Family Safety > Best Practices for Parents

Family Safety Best Practices for Parents Family Safety


Create rules for internet use in the home.
Set guidelines for how and when your kids can use their devices. Make rules about the amount of time they can spend on devices, the apps and games they are allowed to play, and when they can use their devices. Set conditions for use, such as finishing their homework before they can play games. Parental control software can assist with this. Programs for computers and apps for phones and tablets are available to help set time limits and block harmful sites and apps. Some apps even have features that allow for supervised devices to ask for permission before downloading apps or making purchases.
Do a little research before downloading or setting up parental control programs to make sure the app has all of the features you need and doesn’t collect sensitive information about your child.
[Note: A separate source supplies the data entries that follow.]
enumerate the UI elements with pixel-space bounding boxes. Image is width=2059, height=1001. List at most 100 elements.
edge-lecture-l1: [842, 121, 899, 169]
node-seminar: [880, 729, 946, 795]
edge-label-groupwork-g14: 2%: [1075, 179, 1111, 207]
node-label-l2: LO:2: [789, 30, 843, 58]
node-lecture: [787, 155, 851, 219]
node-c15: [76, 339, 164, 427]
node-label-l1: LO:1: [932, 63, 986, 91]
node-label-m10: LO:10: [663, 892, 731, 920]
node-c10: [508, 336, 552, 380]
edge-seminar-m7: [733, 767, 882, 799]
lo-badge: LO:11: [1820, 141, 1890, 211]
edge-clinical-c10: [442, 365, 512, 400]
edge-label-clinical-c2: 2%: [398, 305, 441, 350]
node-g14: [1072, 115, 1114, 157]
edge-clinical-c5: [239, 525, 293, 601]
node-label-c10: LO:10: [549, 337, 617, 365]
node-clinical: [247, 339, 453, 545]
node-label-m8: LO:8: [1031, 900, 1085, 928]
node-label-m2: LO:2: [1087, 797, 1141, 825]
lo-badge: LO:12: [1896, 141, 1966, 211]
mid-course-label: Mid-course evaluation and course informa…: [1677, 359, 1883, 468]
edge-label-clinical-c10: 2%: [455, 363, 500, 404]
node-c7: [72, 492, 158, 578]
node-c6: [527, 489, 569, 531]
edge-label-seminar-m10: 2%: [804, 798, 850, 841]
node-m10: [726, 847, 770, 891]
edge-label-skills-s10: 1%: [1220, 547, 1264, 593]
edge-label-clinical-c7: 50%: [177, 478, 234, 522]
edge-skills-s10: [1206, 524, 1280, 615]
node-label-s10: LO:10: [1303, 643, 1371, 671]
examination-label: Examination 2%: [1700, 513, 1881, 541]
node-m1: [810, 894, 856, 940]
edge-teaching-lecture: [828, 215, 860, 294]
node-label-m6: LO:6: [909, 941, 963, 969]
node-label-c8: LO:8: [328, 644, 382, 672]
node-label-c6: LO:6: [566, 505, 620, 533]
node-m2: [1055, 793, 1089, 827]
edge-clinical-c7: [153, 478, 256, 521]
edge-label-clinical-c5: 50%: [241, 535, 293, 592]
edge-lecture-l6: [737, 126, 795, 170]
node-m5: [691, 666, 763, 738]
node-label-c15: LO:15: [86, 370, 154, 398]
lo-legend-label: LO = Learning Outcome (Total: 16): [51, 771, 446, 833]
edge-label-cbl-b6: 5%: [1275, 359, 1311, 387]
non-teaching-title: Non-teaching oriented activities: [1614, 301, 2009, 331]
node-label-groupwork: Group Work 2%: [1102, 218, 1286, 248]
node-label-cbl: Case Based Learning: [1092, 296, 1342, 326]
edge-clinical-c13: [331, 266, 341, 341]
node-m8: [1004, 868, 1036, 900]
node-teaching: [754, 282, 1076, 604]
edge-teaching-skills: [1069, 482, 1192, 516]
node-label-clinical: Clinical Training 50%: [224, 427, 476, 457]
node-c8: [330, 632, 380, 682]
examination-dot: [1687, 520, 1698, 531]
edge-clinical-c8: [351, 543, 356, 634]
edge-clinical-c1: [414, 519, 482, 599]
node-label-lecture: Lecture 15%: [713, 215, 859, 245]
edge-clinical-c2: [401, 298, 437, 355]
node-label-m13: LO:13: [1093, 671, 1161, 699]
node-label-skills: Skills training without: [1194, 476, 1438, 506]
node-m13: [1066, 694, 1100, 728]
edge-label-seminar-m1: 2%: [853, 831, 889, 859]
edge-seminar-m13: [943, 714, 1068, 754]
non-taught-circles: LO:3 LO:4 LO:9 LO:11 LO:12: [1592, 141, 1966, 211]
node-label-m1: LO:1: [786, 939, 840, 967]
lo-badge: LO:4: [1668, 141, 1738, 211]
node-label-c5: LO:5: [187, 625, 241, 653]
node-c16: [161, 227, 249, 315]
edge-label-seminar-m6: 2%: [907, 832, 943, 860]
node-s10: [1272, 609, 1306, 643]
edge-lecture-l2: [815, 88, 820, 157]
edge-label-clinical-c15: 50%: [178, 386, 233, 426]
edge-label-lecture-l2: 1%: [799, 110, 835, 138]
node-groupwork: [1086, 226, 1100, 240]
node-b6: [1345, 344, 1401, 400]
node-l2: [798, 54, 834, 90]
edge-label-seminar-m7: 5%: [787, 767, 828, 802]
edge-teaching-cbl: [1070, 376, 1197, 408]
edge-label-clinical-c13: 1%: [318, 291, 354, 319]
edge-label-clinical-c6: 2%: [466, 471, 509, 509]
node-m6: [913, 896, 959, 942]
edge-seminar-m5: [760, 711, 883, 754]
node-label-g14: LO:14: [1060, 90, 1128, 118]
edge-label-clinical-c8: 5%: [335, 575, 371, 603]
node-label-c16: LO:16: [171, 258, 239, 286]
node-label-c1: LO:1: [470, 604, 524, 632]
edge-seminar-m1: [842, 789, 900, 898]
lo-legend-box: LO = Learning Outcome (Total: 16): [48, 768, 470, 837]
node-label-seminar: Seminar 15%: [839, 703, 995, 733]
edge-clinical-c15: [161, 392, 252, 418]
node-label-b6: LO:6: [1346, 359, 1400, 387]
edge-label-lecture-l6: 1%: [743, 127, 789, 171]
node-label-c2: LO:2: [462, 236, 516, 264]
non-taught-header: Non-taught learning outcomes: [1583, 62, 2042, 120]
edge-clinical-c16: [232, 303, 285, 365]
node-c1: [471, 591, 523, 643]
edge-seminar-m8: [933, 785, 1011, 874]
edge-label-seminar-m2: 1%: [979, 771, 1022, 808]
Know what your kids are doing online.
Routinely check social media and the internet history on computers and devices to see which sites your child is visiting. Keep in touch on social media to see who their friends are and what content they are interacting with. Filtering and monitoring software is available for all devices (and is sometimes paired with parental control apps). Create rules for the filtering software that will block our harmful or adult websites. Visit the sites that your children use in order to see what content is available to them there.

Use the internet with your kids.
Spend time letting your kids show you what they do online. This can be a great learning experience for both of you. Have discussions about what to do if they find content that they find questionable or uncomfortable. Show them settings on their device that they can use to limit exposure to bad content.

Keep tabs on cell phone usage.
Remember that most cell phones are computers, even though they have the capability to make phone calls. They can surf the web and visit any site that a desktop computer can access. Use parental monitoring software to set rules and time restrictions, block inappropriate content, and keep kids from making unapproved purchases.

If you agree to let your child meet an online buddy in person, go with them.
Be sure to meet in a public spot, and let the buddy know you will be accompanying your child. If the online buddy is against meeting this way, it’s a tip-of that you probably don’t want them meeting anyway.

Don’t rely solely on technology as a substitute for you.
It’s important that we talk to our kids about the dangers they face online and help them to understand the safeguards that we put in place to protect them. Keep an open line of communication with your child so that they know they can come to you about the situations they face without fear of punishment.